IMO the lack of a complexity requirement is a bug in the C standard. And really it’s a bug in the implementation(s?) too. If it can be done on O(1), shame on library authors for doing it in O(n). If you want programmers to trust library authors, don’t do this to us. Maybe std::from_chars FTW?
This is not a complexity issue with the function. The function is linear to the input, as it should be. The problem is that the implementation does more work then it needs to (it doesn't need the length of the string). It should be linear to the end of parsing not the end of string. The complexity in this case comes from the loops calling it.

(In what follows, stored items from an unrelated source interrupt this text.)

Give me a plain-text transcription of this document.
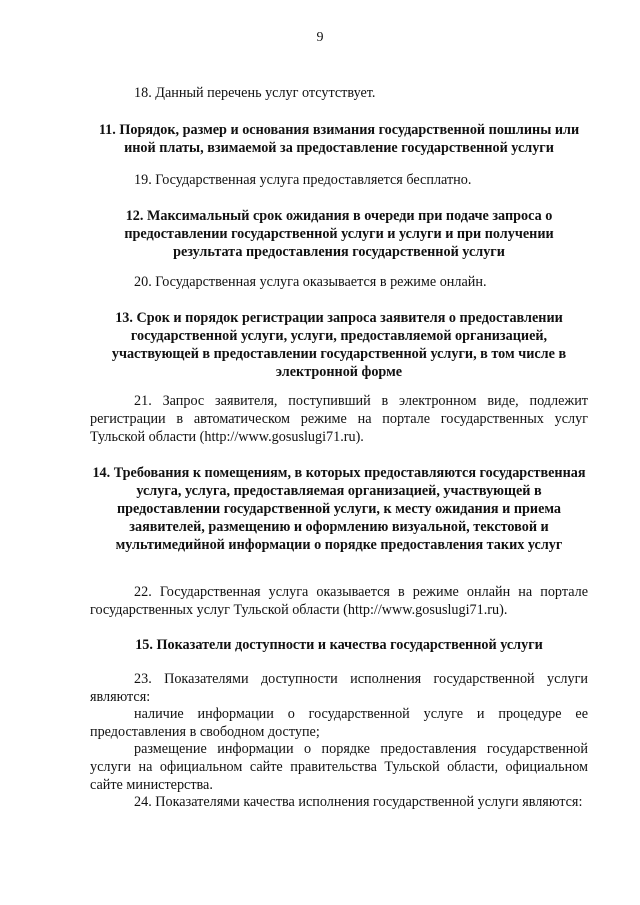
9

18. Данный перечень услуг отсутствует.

11. Порядок, размер и основания взимания государственной пошлины или иной платы, взимаемой за предоставление государственной услуги

19. Государственная услуга предоставляется бесплатно.

12. Максимальный срок ожидания в очереди при подаче запроса о предоставлении государственной услуги и услуги и при получении результата предоставления государственной услуги

20. Государственная услуга оказывается в режиме онлайн.

13. Срок и порядок регистрации запроса заявителя о предоставлении государственной услуги, услуги, предоставляемой организацией, участвующей в предоставлении государственной услуги, в том числе в электронной форме

21. Запрос заявителя, поступивший в электронном виде, подлежит регистрации в автоматическом режиме на портале государственных услуг Тульской области (http://www.gosuslugi71.ru).

14. Требования к помещениям, в которых предоставляются государственная услуга, услуга, предоставляемая организацией, участвующей в предоставлении государственной услуги, к месту ожидания и приема заявителей, размещению и оформлению визуальной, текстовой и мультимедийной информации о порядке предоставления таких услуг

22. Государственная услуга оказывается в режиме онлайн на портале государственных услуг Тульской области (http://www.gosuslugi71.ru).

15. Показатели доступности и качества государственной услуги

23. Показателями доступности исполнения государственной услуги являются:

наличие информации о государственной услуге и процедуре ее предоставления в свободном доступе;

размещение информации о порядке предоставления государственной услуги на официальном сайте правительства Тульской области, официальном сайте министерства.

24. Показателями качества исполнения государственной услуги являются:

Shouldn’t we just come clean and admit to ourselves that there is no such thing as the C standard? There is a collection of loosely related languages that look similar and that collectively we call C, but really they’re all completely different and share almost no interoperability or common characteristics. And those standards that do exist provide almost no ability to reason about your code including things like ordering of statements.
No, that's complete nonsense.
Here's the latest revision of the standard: https://www.iso.org/standard/74528.html
C has had a well-defined memory model since C11, I believe (re: "ordering of statements").
20 replies →
Thank you for introducing me to the concept/term Ascetic programming. Not sure how widely used it is, but I find it more fitting for what I try to do than minimalistic or KISS.
Also, it is great to see someone write
I always find pleasure seeing projects which highlight just how fast modern computers really are.
Re-read my comment and to be clear, the quote and the last paragraph are not related. The last sentence was meant to refer to the Erizo project as a nice single purpose high performing tool, not as a comment to the bug that made it slow.
When looking at loading performance of STLs, you may want to look at this: https://papas-best.com/stlviewer_en
printf and scanf match nicely with their format specifiers, so the serialization and deserialization can be maintained nicely in lockstep.
to avoid the quadratic overheating sttlen you can simply use fmemopen(3), which makes the temporary sscanf FILE object explicit and persistent for the whole parse, and needs just one strlen call.
https://news.ycombinator.com/item?id=26343149
Thanks for the great blog post, and congrats on finding that long dormant bug!
Love the post, except for the title. It is too click-baity.